本论文以草鱼鱼鳞为原料提取酸溶性胶原蛋白(ASC)和酶溶性胶原蛋白(PSC),重点讨论了两种胶原产品的制备工艺路线及其条件参数的优化。研究结果表明,在鱼鳞原料的前处理工序中,采用Na2CO3溶液浸泡的方法可有效脱除鱼鳞原料中的杂蛋白,其最佳工艺条件为:0.5M的Na2CO3溶液,料液比1:20,浸泡时间为6h ,重复三次即可达到最优的杂蛋白脱除效果;鱼鳞的脱钙工艺采用EDTA络合法,单因素试验表明,用EDTA溶液对鱼鳞进行脱钙的最佳条件为:EDTA浓度0.3M,料液比为1/60,脱钙时间为12h,脱钙三次即可达到最大脱钙率。
超声波辅助处理可有效提高鱼鳞中杂蛋白的脱除效果。超声波辅助脱除鱼鳞中杂蛋白的单因素试验表明,超声波处理的最佳频率是60Hz,最佳处理时间为10min,超声波辅助对鱼鳞中钙离子的脱除无显著性影响。
鱼鳞经前处理后,采用醋酸浸提的方法制取ASC产品,采用胃蛋白酶促溶结合醋酸提取的方法制取PSC产品。ASC提取实验表明,当醋酸浓度为0.8M,料液比为1/60,提取4h,可获得最大的提取率。PSC提取实验表明,醋酸浓度1.5M,料液比1/40,胃蛋白酶添加量为鱼鳞用量的2.5%,提取温度20℃,提取时间24h,可达到最大提取率。
分别采用SDS-PAGE凝胶电泳、红外光谱分析、氨基酸组成分析等方法对制备所得到的胶原蛋白产品进行初步的结构鉴定。结果表明,与猪皮胶原蛋白相比,ASC和PSC在红外光谱特征及亚基组成上与猪皮胶原蛋白基本一致,均为典型的Ⅰ型胶原蛋白;在氨基酸组成方面,ASC、PSC以及猪皮胶原蛋白均存在不同程度的差异,这种差异与原料来源及提取方法的差异有关。
在上述研究的基础之上,对草鱼鱼鳞胶原蛋白ASC和PSC的热变性温度、溶解性、乳化性等理化性质进行了系统研究,结果表明,ASC和PSC的热变性温度分别为30~35℃和28~35℃;PSC在溶解性能、乳化性能和乳化稳定性方面优于ASC,而在溶液黏度、吸水性能、吸油性能、起泡性以及泡沫稳定性方面,ASC明显好于PSC。

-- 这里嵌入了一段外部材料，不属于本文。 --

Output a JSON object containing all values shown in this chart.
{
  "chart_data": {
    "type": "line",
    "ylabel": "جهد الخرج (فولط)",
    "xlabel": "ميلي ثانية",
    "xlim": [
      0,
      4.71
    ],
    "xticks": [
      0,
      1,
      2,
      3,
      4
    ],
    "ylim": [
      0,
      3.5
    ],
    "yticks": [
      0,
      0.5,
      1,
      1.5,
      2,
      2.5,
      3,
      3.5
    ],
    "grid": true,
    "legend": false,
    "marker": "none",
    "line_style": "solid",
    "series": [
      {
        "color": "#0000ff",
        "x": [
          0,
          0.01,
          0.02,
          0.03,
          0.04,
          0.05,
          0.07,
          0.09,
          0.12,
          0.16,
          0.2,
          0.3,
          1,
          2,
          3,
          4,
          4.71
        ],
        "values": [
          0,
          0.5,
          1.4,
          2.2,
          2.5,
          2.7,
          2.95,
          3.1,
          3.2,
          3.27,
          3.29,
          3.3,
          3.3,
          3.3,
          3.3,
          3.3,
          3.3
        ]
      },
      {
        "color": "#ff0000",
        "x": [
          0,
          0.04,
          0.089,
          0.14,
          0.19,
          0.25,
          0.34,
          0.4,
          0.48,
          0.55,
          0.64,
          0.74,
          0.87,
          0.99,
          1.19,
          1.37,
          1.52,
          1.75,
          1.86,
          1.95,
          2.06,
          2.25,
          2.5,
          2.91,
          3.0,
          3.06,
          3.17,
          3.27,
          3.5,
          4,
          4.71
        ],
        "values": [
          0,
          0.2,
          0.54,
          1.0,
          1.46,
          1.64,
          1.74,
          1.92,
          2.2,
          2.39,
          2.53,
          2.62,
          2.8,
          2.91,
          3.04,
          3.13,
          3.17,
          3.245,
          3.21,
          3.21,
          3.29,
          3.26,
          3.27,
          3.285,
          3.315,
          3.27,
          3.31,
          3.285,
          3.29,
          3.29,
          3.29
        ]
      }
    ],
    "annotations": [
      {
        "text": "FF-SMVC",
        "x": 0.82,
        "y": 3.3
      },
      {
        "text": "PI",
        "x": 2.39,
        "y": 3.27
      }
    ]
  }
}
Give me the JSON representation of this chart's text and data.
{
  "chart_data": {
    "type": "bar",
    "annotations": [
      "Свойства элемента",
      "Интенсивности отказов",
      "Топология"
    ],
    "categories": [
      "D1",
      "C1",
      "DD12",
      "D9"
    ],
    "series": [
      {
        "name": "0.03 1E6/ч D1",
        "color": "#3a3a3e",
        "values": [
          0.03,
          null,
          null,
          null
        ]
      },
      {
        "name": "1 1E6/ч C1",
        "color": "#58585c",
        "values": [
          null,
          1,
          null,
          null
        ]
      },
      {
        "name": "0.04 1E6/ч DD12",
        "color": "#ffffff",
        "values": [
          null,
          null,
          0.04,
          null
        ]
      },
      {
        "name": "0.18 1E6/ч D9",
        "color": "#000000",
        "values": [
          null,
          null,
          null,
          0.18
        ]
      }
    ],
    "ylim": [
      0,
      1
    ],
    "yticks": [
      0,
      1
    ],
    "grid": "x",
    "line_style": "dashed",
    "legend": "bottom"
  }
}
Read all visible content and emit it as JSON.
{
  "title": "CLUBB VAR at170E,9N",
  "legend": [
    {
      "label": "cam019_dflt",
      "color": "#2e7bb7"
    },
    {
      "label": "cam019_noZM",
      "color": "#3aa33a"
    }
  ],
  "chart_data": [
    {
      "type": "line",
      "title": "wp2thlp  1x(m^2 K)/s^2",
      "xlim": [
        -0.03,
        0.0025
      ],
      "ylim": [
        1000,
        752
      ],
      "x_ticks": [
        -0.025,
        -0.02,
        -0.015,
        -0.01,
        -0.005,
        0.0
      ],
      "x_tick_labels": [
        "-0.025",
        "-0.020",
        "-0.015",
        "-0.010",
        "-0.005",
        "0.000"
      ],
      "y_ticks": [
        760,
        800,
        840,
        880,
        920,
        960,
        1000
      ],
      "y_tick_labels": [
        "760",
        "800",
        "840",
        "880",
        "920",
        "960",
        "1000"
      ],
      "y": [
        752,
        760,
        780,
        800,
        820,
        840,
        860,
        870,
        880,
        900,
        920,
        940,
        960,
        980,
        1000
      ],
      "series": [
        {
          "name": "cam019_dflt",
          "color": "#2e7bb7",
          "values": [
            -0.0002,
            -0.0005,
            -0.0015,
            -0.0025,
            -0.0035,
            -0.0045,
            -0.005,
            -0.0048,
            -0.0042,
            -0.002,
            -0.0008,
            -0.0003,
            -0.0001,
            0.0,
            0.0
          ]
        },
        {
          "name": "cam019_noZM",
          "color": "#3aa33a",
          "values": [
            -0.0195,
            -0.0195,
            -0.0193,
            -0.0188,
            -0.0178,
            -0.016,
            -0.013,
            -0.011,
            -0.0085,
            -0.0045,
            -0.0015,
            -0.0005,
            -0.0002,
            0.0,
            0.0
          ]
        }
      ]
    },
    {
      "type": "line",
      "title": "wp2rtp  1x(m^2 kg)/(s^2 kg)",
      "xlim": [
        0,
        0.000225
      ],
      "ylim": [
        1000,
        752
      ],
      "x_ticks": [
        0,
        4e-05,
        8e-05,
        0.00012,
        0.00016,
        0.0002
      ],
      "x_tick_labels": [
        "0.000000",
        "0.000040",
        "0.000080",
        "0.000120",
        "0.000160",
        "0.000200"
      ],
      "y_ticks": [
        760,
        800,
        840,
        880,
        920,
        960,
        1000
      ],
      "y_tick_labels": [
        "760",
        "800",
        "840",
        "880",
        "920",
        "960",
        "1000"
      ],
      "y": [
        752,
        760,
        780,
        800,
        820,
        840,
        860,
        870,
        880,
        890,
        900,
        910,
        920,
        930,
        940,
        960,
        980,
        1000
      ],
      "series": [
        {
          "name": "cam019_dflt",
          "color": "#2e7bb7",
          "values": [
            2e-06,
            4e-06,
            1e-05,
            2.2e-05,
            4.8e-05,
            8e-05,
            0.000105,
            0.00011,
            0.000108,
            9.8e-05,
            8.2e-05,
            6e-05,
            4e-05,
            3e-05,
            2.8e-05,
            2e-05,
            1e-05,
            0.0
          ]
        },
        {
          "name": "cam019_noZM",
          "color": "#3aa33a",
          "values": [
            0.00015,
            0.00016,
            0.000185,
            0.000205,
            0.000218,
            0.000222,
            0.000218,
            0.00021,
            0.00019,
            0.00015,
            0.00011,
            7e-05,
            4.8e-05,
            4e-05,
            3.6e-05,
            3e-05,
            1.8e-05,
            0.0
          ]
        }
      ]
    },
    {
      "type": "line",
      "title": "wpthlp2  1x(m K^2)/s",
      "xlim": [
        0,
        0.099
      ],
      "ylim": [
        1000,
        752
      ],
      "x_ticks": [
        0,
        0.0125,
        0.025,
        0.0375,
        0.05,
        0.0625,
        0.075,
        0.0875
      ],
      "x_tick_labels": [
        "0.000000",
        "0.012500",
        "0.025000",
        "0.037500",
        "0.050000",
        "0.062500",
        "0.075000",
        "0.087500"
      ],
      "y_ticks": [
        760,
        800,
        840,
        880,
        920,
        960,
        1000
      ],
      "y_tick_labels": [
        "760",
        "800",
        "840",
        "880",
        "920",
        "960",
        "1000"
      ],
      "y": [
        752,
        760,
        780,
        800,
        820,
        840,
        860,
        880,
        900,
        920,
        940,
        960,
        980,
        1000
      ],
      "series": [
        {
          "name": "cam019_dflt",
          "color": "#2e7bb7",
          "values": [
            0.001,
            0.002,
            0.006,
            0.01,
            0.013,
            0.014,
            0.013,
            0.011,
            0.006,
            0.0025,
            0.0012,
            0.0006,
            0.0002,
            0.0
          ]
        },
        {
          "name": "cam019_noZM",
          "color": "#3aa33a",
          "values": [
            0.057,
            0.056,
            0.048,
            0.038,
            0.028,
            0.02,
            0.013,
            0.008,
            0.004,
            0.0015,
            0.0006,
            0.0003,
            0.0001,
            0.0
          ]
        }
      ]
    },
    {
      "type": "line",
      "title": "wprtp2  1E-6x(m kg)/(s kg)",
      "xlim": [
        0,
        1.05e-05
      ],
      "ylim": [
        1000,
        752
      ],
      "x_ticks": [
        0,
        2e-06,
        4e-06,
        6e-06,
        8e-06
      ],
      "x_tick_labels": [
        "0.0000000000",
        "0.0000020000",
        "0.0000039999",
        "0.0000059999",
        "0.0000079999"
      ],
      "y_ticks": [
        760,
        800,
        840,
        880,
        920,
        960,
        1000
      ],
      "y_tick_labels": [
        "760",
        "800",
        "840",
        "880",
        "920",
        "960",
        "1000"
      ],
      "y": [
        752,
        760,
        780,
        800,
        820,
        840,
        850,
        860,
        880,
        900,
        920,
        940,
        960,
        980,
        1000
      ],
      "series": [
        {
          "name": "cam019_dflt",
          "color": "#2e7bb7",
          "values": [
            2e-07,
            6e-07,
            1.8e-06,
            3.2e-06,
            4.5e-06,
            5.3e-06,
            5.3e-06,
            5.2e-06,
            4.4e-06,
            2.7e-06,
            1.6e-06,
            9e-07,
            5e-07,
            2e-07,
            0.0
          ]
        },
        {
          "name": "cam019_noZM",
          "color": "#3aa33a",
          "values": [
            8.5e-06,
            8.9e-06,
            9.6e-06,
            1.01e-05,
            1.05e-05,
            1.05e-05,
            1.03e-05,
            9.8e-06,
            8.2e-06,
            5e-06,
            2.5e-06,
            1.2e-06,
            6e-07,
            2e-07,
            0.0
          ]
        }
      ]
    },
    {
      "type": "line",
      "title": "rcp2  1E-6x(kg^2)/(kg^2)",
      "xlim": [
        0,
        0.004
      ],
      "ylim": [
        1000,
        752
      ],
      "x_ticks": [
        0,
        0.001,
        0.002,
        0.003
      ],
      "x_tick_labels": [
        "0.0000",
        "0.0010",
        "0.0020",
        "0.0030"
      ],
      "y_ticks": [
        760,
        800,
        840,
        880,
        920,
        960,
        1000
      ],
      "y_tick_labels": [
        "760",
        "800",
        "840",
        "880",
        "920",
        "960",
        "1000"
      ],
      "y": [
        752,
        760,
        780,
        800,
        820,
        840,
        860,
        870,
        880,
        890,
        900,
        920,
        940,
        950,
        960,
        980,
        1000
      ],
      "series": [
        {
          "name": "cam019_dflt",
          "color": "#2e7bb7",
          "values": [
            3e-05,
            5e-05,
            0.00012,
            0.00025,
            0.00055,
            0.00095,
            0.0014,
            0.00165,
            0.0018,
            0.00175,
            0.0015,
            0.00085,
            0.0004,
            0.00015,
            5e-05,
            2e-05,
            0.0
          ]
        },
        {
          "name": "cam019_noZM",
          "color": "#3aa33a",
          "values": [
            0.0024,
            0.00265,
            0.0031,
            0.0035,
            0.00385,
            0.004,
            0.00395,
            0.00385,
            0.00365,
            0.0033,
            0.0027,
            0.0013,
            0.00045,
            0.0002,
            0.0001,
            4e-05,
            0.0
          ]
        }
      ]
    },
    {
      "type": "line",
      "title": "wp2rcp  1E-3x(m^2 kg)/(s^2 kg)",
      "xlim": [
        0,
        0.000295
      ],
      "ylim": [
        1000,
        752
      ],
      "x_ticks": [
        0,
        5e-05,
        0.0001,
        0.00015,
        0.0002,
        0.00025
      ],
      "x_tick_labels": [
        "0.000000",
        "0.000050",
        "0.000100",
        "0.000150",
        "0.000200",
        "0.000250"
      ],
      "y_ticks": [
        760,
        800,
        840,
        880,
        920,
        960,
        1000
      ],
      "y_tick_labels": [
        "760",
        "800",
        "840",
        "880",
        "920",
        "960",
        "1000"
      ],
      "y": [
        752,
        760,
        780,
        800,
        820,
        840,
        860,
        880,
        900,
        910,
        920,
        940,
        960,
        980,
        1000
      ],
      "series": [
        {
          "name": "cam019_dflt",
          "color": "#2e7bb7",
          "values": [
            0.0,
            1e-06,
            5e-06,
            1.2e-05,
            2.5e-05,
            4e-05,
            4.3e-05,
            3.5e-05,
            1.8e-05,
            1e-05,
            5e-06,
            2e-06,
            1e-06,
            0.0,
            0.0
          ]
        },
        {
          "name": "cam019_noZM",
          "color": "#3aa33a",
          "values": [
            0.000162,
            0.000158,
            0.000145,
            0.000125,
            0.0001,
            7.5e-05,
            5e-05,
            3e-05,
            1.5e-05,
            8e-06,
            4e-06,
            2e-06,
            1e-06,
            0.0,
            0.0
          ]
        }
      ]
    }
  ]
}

采用动态流变仪对ASC和PSC的溶液流体性能及其影响因素进行了深入研究,研究结果表明,在实验选择的剪切速率范围内,ASC和PSC溶液均表现为典型非牛顿流体的假塑性流动行为,即溶液黏度随剪切速率的增加而减小;在相同浓度条件下,溶液黏度的大小依次为ASC>PSC>明胶;剪切速率、温度、pH值等因素对ASC和PSC溶液流体性能均有显著影响;在0.6%浓度条件下,ASC和PSC溶液主要表现为流体行为,基本不具备凝胶的弹性行为;胶原蛋白发生热变性后,其流体的弹性行为增强而黏性行为下降。
The resource of freshwater fish of China is rich,and the proportion of freshwater fish further processing is increasing.Nowadays the waste materials left from the processing,such as the scales,the bones and so on haven't been utilized sufficiently,which result in the wast of resorce and the pollution of environment. The scales contain rich collagen,which has a bright future in the area of medicine,food and so on.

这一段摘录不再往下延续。